I think I understand what you are trying to say. Maybe you need alternate examples to show what you mean:
Scenario 1)
------------------------
You have 2 candidates 'A' and 'B' in a team. 'A' is actually better than 'B', writes better code, and has the ability to debug issues which 'B' really can't get a handle on. Both
get a call to interview for a company in 2 weeks. 'A' has confidence in his/her abilities, so just goes through an algorithms/data structure book and writes 0 lines of code
in the 2 weeks. 'B' on the other hand, buys couple of programming interview books, goes through common questions (like reversing a linked list) and actually practices coding these questions. On interview day, 'A' is posed a question to merge 2 sorted linked lists. 'A' hasn't worked with linked lists for some time now, takes some time to come up with an answer, and writes up a solution on board that has some syntax errors. The interviewer had other questions to ask, but has no time because 'A' took a lot of time to code this one. ('A' has a cold start, so to speak).'B' when posed with the same question solves it within 15 mins (what with all the practice) With that confidence, 'B' aces the rest of the interviews. 'A' is kind of disturbed, cannot believe linked lists can be so tough, and does OK in the rest of the interviews, but still doesn't exude the confidence of a person who knows his stuff.

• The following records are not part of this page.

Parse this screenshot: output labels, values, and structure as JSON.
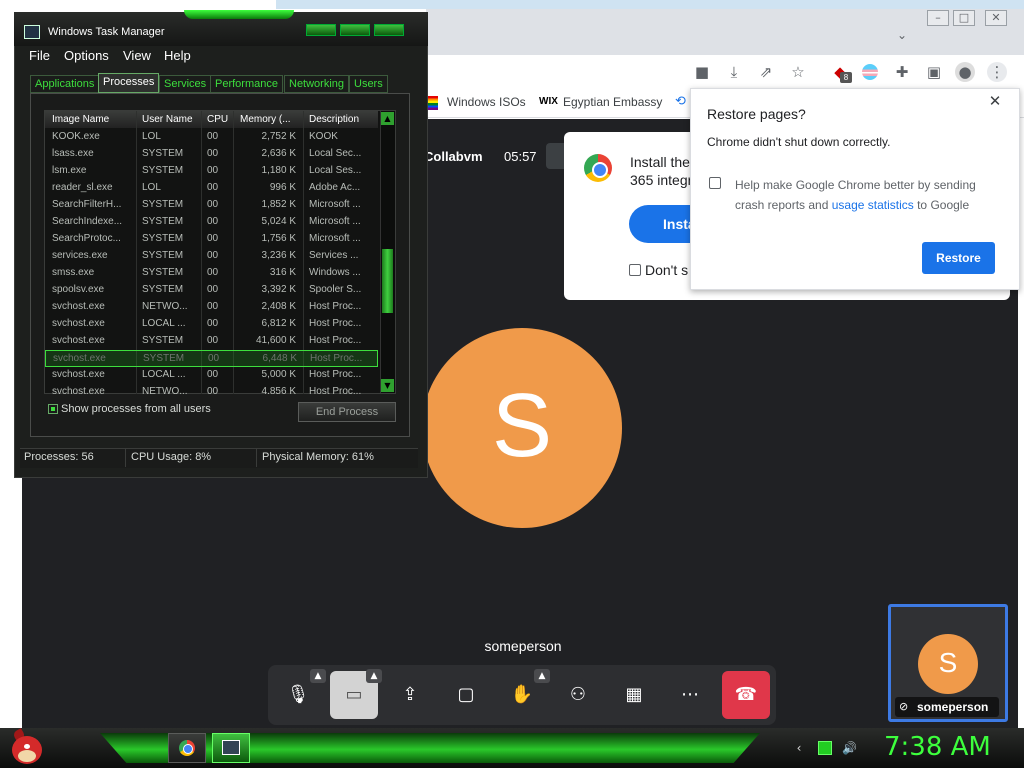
{
  "chrome": {
    "bookmarks": [
      "Windows ISOs",
      "Egyptian Embassy"
    ],
    "window_controls": [
      "–",
      "□",
      "✕"
    ],
    "toolbar_icons": [
      "camera-icon",
      "download-icon",
      "share-icon",
      "star-icon",
      "extension-badge-icon",
      "profile-flag-icon",
      "puzzle-icon",
      "sidebar-icon",
      "profile-icon",
      "menu-icon"
    ],
    "extension_badge": "8"
  },
  "meeting": {
    "title": "Collabvm",
    "time": "05:57",
    "participant_initial": "S",
    "participant_name": "someperson",
    "self_initial": "S",
    "self_name": "someperson",
    "accent_color": "#f09a4a",
    "end_call_color": "#e0374a"
  },
  "install_popup": {
    "text": "Install the\n365 integr",
    "button": "Insta",
    "dont_show": "Don't s"
  },
  "restore_dialog": {
    "title": "Restore pages?",
    "message": "Chrome didn't shut down correctly.",
    "help_prefix": "Help make Google Chrome better by sending crash reports and ",
    "help_link": "usage statistics",
    "help_suffix": " to Google",
    "button": "Restore"
  },
  "task_manager": {
    "title": "Windows Task Manager",
    "menus": [
      "File",
      "Options",
      "View",
      "Help"
    ],
    "tabs": [
      "Applications",
      "Processes",
      "Services",
      "Performance",
      "Networking",
      "Users"
    ],
    "active_tab": "Processes",
    "columns": [
      "Image Name",
      "User Name",
      "CPU",
      "Memory (...",
      "Description"
    ],
    "rows": [
      [
        "KOOK.exe",
        "LOL",
        "00",
        "2,752 K",
        "KOOK"
      ],
      [
        "lsass.exe",
        "SYSTEM",
        "00",
        "2,636 K",
        "Local Sec..."
      ],
      [
        "lsm.exe",
        "SYSTEM",
        "00",
        "1,180 K",
        "Local Ses..."
      ],
      [
        "reader_sl.exe",
        "LOL",
        "00",
        "996 K",
        "Adobe Ac..."
      ],
      [
        "SearchFilterH...",
        "SYSTEM",
        "00",
        "1,852 K",
        "Microsoft ..."
      ],
      [
        "SearchIndexe...",
        "SYSTEM",
        "00",
        "5,024 K",
        "Microsoft ..."
      ],
      [
        "SearchProtoc...",
        "SYSTEM",
        "00",
        "1,756 K",
        "Microsoft ..."
      ],
      [
        "services.exe",
        "SYSTEM",
        "00",
        "3,236 K",
        "Services ..."
      ],
      [
        "smss.exe",
        "SYSTEM",
        "00",
        "316 K",
        "Windows ..."
      ],
      [
        "spoolsv.exe",
        "SYSTEM",
        "00",
        "3,392 K",
        "Spooler S..."
      ],
      [
        "svchost.exe",
        "NETWO...",
        "00",
        "2,408 K",
        "Host Proc..."
      ],
      [
        "svchost.exe",
        "LOCAL ...",
        "00",
        "6,812 K",
        "Host Proc..."
      ],
      [
        "svchost.exe",
        "SYSTEM",
        "00",
        "41,600 K",
        "Host Proc..."
      ],
      [
        "svchost.exe",
        "SYSTEM",
        "00",
        "6,448 K",
        "Host Proc..."
      ],
      [
        "svchost.exe",
        "LOCAL ...",
        "00",
        "5,000 K",
        "Host Proc..."
      ],
      [
        "svchost.exe",
        "NETWO...",
        "00",
        "4,856 K",
        "Host Proc..."
      ]
    ],
    "selected_row": 13,
    "show_all_label": "Show processes from all users",
    "end_process": "End Process",
    "status": {
      "processes": "Processes: 56",
      "cpu": "CPU Usage: 8%",
      "memory": "Physical Memory: 61%"
    }
  },
  "taskbar": {
    "clock": "7:38 AM",
    "apps": [
      "chrome-icon",
      "task-manager-icon"
    ]
  }
}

No points for guessing who is hired.
Scenario 2)
---------------------------
Instead of short interview times and questions about what everyone calls 'basic data structures', lets say both were given laptops during the interview and were given a program/requirement that neither had seen before and something that did require logical/analytical thinking to solve. Say, instead of 40 mins they were given 2-3 hours to complete the coding/debugging with access to a compiler and to language/API documentation. Who do you think would do better? (If it is not obvious, I back 'A' to do better)
I would really say scenario 2) is a better simulation of actual working conditions. Unfortunately, most interviews are like 1), maybe because 2) is more work for the interviewer. (logistics + framing a good enough problem)
OMG, blink1729, you read my mind. I couldn't have said it better ! Someone from salesforce.com (who I met via HN) told me that software folks are interviewed similarly to Scenario 2)!
It may not be necessary, but a competent developer should be able to do it in their sleep with one hand tied behind their back. If a candidate finds it difficult to do so, that's a really bad sign that they'll find the necessary things difficult as well.